More so than the financial aspect, it was the actions of the son that made even friends of Derek think twice and made Team Cameron recognise the seriousness of the story. Conway was a powerful person; they were nervous about dismissing him immediately, but there was no choice.

When the story first broke, they waited to see how it would evolve and how it played out on the evening broadcasts. The first editions were horrific, with further revelations of payments to family friends and news that expenses had been claimed for the family dog (RIP Mimi).

This was the first 1980s-style disaster that Team Cameron has had to deal with. Yes, there was the grammar schools slip-up and a smattering of misguided local councillors in questionable fancy dress. But this was different.

Everything on which David Cameron had been working for months was now in jeopardy. OK, it wasn't going to lose the election on its own, but the game plan between now and 2010 is all about perception. Voters know who Gordon Brown is; Cameron has a relatively short time to convince them the Tories really have changed.

Everything about Conway said the opposite. One Tory press officer told me: 'You could almost feel the joy of commentators. There hasn't been a good Tory sleaze story for ages and this one had it all: MP's single-mother-of-three secretary's wages halved while louche son is snapped sporting a peacock hat.' You couldn't make it up.

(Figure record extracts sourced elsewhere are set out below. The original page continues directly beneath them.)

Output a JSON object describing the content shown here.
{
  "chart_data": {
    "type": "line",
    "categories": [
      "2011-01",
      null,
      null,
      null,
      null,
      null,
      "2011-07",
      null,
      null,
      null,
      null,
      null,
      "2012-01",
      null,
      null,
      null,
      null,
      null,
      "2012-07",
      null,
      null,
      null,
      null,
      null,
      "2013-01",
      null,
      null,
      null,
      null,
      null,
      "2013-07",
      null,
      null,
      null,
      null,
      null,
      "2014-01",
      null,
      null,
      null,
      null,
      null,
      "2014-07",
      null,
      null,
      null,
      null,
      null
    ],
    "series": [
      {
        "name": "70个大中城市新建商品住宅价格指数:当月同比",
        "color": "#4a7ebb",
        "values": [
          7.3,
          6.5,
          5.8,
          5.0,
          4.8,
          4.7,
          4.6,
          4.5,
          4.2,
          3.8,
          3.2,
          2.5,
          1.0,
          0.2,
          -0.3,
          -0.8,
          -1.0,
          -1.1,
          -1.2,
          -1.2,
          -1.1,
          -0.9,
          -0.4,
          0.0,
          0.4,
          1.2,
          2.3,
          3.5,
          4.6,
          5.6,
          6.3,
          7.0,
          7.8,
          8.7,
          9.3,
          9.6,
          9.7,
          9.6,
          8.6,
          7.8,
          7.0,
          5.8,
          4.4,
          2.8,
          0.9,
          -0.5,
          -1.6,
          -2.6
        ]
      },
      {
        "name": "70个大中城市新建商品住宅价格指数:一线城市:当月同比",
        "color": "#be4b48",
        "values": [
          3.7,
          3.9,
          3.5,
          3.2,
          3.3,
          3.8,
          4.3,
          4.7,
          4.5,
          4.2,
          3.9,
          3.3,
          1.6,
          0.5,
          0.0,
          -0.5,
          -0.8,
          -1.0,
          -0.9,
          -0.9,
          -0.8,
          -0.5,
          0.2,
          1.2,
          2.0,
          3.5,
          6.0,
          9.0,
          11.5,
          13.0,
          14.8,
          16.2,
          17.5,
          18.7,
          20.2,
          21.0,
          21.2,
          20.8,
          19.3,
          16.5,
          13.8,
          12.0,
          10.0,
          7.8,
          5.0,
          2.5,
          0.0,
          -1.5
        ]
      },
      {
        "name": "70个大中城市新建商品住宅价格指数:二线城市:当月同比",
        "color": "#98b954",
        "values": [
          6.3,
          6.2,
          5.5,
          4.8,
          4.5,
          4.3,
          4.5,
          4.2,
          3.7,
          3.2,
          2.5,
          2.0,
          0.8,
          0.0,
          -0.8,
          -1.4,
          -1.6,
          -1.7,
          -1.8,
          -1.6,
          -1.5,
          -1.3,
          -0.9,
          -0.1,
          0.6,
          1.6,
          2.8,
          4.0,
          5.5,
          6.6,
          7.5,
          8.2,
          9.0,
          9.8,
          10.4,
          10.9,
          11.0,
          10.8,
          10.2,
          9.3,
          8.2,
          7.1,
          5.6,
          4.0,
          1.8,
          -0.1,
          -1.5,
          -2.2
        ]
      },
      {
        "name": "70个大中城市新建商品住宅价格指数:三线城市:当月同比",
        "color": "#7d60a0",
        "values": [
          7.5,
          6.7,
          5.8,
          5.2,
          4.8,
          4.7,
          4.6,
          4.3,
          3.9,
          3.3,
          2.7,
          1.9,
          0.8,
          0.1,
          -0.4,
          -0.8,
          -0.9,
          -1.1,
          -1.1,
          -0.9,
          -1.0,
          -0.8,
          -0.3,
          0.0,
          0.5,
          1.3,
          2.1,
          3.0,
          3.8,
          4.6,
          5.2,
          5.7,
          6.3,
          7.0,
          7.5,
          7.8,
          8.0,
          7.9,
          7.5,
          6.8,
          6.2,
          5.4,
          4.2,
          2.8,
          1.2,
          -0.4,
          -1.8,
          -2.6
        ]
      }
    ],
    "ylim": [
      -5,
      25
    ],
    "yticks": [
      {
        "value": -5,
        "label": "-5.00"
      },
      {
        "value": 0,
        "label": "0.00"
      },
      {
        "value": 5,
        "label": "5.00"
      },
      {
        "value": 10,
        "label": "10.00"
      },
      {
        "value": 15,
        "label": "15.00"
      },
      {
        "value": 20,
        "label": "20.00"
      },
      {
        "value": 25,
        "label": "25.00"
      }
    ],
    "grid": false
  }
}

After withdrawing the Whip from Conway, both sides have entered a race for ultimate transparency. Cameron pipped Brown to the post by demanding expense accounts from all MPs and details of family and friends in employment. You may also have noticed a strong Tory focus on social issues.

Sure, the family/social responsibility theme was already planned, but a round of headline-grabbing initiatives shows the desire to move on swiftly.

This week the Tories talked about 'disaffected young men', to whom Tory work and pensions secretary Chris Grayling refers as the 'Jeremy Kyle generation'. Expect more social reflection in the coming weeks.

Tara Hamilton-Miller was part of the press team at Conservative Campaign HQ from 2001 to 2006. She is now a political adviser.